Este fracaso les condujo a buscar una unión por otro camino, con un propósito que entonces parecía menos ambicioso. Era el camino de la integración económica, definido en Roma y firmado por Alemania (RFA), Bélgica, Francia. Holanda, Italia y Luxemburgo. Este núcleo duro continental demostró una capacidad de crecimiento económico bastante más elevado que el de la EFTA, la Asociación Europea de Libre Comercio constituida en 1960 y que había sido auspiciada por Gran Bretaña como contrapeso a la comunidad de los mencionados países continentales. Pero ya en 1973 Gran Bretaña abandonó la EFTA, junto con Dinamarca, y más adelante lo fueron haciendo Portugal, Austria, Suecia y Finlandia.

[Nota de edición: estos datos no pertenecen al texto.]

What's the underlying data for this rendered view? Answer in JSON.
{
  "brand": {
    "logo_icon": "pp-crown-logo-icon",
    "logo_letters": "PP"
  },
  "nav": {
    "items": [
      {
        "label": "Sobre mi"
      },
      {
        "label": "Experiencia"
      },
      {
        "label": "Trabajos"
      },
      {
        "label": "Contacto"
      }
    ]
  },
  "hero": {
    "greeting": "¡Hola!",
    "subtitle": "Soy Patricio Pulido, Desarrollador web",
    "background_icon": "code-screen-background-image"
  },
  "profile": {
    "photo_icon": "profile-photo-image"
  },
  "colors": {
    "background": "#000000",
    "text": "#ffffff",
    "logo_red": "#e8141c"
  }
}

A lo largo de 6 ampliaciones y en poco más de medio siglo se ha formado una comunidad que no existía desde hacía muchos siglos, formada por 28 países y a la que son candidatos cinco países más. Quienes han desarrollado lo propuesto en el Tratado de Roma han logrado algo que era poco menos que imposible: eliminar todo el aparato nacional de intervención en comercio exterior, control de divisas y tipo de cambio, asegurar la libertad de movimientos de personas y de capital, defender la competencia por encima del interés inmediato de cada Estado, establecer objetivos y pautas de sostenibilidad comunes y una gran cantidad de normativa de carácter técnico también común, entre otros muchos logros que incluyen un espacio de investigación común, el sostenimiento de la agricultura y la contribución al desarrollo de las regiones atrasadas.

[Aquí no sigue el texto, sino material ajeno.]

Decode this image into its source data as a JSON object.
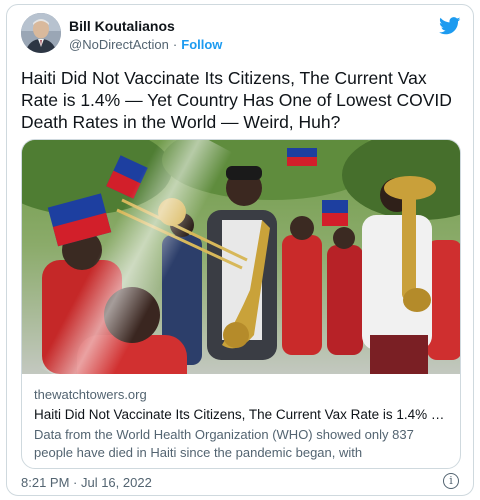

Y esto se ha logrado con muchos menos recursos económicos de lo que parece. Las instituciones europeas tienen actualmente 32.500 empleados y su presupuesto fue de 145.000 millones de euros en 2015, del que sólo un 6% se destina a administración. Ese presupuesto es apenas el 1% del PIB de los países miembros y los funcionarios vienen a ser sólo 65 por cada millón de europeos. A título de comparación, ese presupuesto es cinco veces el de la Junta de Andalucía las diputaciones, cabildos y consejos insulares tienen 1.300 empleados por cada millón de españoles.

Donde no hay visión sólo se puede aspirar a que no cambien las condiciones y mantener la continuidad. En el pensamiento de los fundadores y en las realizaciones de los continuadores están presentes no pocos de los valores que han hecho grande a Europa; entre ellos la libertad, la democracia, el constitucionalismo y el respeto a las personas. Y los constructores animaron también el sistema económico originado en Europa, basado en la iniciativa individual y que ha demostrado ser el único capaz de desarrollarse. Los resultados en todo ello han sido muy buenos, incluso considerando la crisis, pero si Europa no asume un papel más activo en el mundo y si no aceptamos mayor liderazgo de las instituciones comunitarios nos convertiremos en víctimas de las circunstancias que vayan sucediendo dentro y fuera del territorio común.